Cerca de 100 homens, na sua maioria soldados madeirenses provenientes de quase todos os concelhos da ilha, com a especialidade de atiradores, embarcaram a 16 de Maio com destino a Setúbal (quartel de Brancanes), no navio Funchal.

A 22 de Julho, a C.ª Caç. 2759, adoptando a alcunha Kurikas (palavra nativa que significa Leões) e o lema “Res Non Verba” (acções e não palavras), embarcou no Niassa com destino a Moçambique, onde chegou a 12 de Agosto. EmLourenço Marques, como se designava na altura, foi embarcado o material de combate, tendo prosseguido imediatamente para a Beira, onde desembarcaram.

A C.ª Caç. 2759 começou por actuar em localidades do distrito do Niassa e depois em Tete. Nesses locais, e durante 24 meses, os homens da C.ª Caç. 2759 viveram sempre no mato, usando tendas e dormindo em colchões pneumáticos. Além das difíceis condições de acampamento, os géneros alimentícios eram escassos, sendo a falta de água, naquela região de clima desértico, o principal problema, narra o comunicado do Coro de Câmara da Madeira.

No 24.º mês da comissão, a Companhia deslocou-se para sul, para Namaacha, onde permaneceu mais 4 meses.

A 22 de Novembro de 1972, a C.ª Caç. 2759 regressou a Portugal, exatamente 28 meses após a partida, tendo, nesse período, sofrido onze lamentáveis baixas (sete madeirenses e quatro continentais), para além de vários feridos graves, anteriormente evacuados para o continente português.

É para comemorar os 50 anos do regresso a Portugal, que os “Kurikas” se reúnem, declaraamente, na Madeira em 4 e 10 de Outubro, com a realização de várias actividades.

O programa é o seguinte:

Dia 4 de Outubro

18h00 – Apresentação de cumprimentos à vice-presidente da Câmara Municipal do Funchal, Cristina Pedra, em substituição do presidente, pela delegação dos Antigos Combatentes continentais e fadeirenses e seus familiares, seguindo-se de um Madeira de Honra, oferecido pela CMF.

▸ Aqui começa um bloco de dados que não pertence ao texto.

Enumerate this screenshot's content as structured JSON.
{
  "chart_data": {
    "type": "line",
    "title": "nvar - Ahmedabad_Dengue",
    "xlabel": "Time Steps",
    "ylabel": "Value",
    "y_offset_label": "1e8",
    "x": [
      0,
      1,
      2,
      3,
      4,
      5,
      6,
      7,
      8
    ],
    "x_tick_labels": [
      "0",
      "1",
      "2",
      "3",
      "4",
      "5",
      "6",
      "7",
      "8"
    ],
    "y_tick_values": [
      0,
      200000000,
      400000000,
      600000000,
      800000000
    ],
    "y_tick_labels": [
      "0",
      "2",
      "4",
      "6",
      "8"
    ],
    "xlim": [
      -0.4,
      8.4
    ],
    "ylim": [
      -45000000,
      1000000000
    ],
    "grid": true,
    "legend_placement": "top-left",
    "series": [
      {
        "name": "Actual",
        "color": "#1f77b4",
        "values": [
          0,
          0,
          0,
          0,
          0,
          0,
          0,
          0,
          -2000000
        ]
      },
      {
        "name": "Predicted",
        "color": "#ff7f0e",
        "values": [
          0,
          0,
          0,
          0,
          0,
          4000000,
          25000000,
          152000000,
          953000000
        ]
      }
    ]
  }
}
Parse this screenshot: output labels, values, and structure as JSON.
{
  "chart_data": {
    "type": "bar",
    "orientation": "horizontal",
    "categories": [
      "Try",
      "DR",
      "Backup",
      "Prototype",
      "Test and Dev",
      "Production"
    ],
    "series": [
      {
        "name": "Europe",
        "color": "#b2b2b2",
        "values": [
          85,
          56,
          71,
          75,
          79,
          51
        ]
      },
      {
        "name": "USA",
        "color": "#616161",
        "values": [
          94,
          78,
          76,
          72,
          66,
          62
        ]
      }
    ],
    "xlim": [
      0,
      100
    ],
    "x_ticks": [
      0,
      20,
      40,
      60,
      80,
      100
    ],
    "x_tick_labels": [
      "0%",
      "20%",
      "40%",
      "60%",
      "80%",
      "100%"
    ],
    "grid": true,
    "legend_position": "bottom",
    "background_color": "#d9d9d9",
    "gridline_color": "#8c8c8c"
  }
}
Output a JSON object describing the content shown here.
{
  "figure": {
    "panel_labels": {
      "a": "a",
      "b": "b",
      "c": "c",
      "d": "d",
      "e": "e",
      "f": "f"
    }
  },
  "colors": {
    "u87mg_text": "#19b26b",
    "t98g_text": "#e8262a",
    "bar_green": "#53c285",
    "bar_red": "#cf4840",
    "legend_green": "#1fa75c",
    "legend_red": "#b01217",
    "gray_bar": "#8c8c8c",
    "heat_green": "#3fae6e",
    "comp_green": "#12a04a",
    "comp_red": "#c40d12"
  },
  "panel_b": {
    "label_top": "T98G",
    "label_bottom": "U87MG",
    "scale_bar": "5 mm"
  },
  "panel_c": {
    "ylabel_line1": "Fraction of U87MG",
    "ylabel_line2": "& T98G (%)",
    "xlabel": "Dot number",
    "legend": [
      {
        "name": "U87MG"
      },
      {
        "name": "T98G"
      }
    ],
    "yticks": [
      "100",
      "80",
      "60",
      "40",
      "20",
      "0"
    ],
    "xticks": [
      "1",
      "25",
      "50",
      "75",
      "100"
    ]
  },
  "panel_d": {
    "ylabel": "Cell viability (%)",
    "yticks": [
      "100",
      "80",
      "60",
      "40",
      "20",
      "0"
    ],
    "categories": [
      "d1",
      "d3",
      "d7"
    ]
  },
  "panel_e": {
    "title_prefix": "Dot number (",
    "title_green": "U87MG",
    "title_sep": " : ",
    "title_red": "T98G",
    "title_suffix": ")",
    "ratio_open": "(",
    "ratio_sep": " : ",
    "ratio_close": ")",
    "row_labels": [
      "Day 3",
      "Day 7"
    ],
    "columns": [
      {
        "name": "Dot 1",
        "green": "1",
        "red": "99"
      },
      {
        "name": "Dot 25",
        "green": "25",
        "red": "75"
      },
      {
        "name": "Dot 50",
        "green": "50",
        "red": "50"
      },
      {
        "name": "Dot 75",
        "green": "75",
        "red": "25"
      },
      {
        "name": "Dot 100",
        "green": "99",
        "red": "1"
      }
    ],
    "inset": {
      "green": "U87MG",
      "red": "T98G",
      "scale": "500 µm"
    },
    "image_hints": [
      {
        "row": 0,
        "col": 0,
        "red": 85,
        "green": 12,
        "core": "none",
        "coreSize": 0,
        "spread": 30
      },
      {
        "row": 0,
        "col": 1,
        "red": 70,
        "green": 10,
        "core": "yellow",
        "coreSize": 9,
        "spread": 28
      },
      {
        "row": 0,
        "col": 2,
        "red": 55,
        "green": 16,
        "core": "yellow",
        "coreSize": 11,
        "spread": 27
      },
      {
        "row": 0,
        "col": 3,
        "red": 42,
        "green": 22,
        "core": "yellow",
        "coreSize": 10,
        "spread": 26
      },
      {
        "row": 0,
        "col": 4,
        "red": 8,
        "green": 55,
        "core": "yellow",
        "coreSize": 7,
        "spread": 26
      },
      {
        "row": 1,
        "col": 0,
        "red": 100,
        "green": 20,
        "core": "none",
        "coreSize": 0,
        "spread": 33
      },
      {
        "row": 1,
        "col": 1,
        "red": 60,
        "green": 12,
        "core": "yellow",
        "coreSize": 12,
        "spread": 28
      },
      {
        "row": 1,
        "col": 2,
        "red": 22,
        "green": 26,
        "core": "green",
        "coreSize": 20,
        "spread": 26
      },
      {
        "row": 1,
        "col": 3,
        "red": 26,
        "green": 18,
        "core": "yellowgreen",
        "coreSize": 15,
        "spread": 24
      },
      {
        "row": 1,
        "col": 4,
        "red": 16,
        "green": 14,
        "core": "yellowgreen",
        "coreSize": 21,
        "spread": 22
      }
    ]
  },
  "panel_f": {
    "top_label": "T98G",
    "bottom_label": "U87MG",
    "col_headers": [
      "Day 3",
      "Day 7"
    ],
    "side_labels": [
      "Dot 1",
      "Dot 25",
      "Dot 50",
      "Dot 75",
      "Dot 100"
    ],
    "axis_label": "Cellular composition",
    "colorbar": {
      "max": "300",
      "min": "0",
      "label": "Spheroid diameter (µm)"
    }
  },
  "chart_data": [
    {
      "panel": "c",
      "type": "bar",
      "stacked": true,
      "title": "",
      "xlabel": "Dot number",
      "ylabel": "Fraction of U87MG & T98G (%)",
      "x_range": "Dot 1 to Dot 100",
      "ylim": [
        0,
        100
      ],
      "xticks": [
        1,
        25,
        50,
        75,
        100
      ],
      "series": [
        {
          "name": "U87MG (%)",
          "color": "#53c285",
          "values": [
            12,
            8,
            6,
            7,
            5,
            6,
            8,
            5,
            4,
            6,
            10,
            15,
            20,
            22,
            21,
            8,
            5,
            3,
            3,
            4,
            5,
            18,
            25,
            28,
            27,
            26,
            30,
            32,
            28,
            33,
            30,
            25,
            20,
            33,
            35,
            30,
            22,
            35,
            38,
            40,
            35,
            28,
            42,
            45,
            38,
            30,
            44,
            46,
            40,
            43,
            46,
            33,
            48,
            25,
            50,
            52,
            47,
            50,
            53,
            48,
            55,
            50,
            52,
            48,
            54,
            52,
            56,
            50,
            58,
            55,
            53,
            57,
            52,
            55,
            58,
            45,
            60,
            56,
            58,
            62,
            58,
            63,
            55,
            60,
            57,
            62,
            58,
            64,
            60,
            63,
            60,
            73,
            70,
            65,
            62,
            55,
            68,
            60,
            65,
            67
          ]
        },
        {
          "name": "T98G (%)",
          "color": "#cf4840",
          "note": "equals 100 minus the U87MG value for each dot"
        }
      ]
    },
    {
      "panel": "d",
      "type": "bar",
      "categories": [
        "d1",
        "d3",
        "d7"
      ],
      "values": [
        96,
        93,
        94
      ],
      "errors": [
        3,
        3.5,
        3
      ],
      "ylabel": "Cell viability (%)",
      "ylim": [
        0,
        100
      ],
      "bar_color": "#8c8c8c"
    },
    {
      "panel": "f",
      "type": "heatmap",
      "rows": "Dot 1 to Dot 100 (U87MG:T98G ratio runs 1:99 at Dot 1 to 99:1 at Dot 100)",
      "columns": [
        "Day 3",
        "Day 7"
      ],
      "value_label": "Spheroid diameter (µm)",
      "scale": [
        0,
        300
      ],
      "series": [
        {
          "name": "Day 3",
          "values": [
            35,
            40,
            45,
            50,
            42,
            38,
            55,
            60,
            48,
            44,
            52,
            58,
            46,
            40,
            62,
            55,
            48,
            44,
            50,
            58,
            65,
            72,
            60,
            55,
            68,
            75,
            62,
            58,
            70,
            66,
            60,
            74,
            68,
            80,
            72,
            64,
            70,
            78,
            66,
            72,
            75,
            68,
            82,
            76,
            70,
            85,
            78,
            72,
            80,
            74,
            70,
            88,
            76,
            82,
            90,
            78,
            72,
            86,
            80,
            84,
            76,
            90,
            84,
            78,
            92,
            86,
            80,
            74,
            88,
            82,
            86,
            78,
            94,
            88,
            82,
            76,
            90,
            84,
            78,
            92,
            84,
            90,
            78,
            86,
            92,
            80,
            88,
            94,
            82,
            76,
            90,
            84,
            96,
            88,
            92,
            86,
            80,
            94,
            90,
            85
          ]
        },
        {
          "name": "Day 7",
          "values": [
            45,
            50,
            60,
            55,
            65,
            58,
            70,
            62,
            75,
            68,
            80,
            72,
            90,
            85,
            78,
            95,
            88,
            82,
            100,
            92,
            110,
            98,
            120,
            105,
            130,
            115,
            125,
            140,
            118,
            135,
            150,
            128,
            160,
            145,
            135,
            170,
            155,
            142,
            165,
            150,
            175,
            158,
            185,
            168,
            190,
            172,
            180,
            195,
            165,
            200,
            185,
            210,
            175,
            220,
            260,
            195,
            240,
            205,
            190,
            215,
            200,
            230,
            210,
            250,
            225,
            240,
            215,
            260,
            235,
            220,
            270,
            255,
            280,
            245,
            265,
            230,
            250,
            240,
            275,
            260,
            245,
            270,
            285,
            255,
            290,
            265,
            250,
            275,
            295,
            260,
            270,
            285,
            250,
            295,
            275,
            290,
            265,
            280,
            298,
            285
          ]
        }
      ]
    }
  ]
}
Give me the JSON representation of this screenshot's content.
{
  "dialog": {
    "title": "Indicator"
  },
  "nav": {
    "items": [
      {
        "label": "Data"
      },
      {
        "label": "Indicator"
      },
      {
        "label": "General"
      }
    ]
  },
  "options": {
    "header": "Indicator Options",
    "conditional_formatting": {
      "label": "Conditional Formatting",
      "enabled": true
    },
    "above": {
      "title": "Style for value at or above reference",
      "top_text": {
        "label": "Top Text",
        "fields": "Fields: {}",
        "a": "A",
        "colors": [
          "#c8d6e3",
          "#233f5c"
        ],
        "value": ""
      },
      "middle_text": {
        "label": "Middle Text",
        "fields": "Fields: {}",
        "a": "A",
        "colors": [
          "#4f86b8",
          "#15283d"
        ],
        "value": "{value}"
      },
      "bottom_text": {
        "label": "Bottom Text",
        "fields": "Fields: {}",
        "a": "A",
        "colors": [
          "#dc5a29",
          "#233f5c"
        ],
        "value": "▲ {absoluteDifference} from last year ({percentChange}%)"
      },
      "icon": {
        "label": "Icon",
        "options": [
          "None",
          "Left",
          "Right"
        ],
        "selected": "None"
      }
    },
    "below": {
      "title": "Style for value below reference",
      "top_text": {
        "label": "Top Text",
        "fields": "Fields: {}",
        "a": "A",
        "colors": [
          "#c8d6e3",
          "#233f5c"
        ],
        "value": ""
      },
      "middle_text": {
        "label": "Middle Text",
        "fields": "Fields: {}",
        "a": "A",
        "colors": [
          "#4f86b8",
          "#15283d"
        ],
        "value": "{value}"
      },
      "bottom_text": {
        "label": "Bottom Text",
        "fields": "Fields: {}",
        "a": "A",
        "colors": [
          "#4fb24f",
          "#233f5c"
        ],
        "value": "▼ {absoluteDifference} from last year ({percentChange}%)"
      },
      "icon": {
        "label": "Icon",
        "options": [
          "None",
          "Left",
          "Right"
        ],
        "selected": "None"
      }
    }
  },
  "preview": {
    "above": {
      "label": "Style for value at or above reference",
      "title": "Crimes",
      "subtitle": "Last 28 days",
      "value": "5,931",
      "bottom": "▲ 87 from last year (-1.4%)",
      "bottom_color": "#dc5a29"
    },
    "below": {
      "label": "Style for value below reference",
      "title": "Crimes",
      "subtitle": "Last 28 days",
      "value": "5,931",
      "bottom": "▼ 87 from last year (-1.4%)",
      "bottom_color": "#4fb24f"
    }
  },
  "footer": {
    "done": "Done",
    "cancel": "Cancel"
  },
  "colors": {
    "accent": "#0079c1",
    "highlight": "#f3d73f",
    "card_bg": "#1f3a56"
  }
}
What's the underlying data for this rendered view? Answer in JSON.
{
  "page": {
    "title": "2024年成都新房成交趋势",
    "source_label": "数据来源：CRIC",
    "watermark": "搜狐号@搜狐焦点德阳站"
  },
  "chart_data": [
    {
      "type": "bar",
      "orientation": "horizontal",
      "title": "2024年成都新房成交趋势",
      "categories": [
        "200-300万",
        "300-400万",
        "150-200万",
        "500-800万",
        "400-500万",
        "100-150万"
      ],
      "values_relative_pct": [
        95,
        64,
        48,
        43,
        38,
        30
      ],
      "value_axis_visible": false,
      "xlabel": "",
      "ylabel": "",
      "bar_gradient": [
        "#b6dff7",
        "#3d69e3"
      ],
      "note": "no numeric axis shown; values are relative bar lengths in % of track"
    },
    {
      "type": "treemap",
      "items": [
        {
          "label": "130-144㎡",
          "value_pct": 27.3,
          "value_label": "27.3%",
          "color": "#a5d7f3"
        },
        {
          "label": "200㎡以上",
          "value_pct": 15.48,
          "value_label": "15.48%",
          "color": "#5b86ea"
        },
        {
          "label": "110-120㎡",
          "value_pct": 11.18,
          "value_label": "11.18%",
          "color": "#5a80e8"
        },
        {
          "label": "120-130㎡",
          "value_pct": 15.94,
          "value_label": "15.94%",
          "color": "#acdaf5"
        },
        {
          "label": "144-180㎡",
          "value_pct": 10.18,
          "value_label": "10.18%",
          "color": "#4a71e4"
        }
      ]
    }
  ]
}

21h00 – Concerto pela Banda do Exército do RG3, no auditório do Jardim Municipal.

Dia 5 de Outubro

Dia de convívio e diversão.

Dia 6 de Outubro

16h00 – lançamento do livro ” CENTO E SESSENTA MENOS ONZE”, da autoria do antigo furriel miliciano José Gouveia.

21h00 – Concerto pelo Coro de Câmara da Madeira na igreja do Colégio

Dia 7 de Outubro

10h00 – Homenagem aos mortos em combate junto ao monumento no RG3.
Descerramento de uma placa no átrio do Comando do RG3, alusiva aos 50 anos do regresso da C.ª Caç. 2759.

Desfile das tropas para fim de semana.

Almoço nas instalações do quartel.

21h00 – Procissão com a imagem de Nossa Senhora de Fátima, pertença dos soldados da C.CAÇ.2759, com o itinerário que a Companhia percorreu no dia 16 de Maio de 1970, para embarcar para o continente.

Concentração junto à antiga Porta de Armas do antigo BII19, na rua do Castanheiro.

Dia 8 de Outubro

O grande dia da família KURIKA

11h00 – Missa solene na Sé do Funchal, com a participação muito especial do Coro de Câmara da Madeira.

13h30 – Almoço convívio no Casino da Madeira.

17h00 – Partilha do bolo dos 50 anos do regresso, seguido dos parabéns à Companhia, encerrando com o hino da “DOIS SETE CINCO NOVE”

Dia 9 de Outubro

Viagem turística a Eira do Serrado, Curral das Freiras, Madalena do Mar.

Almoço na Ponta do Sol. Visita à vila.

Entrega de lembranças aos antigos combatentes pela C. M. da Ponta do Sol.

Regresso ao hotel e fim do convívio

Dia 10 de Outubro

Regresso ao continente dos grupos que se deslocaram desde Lisboa e Porto.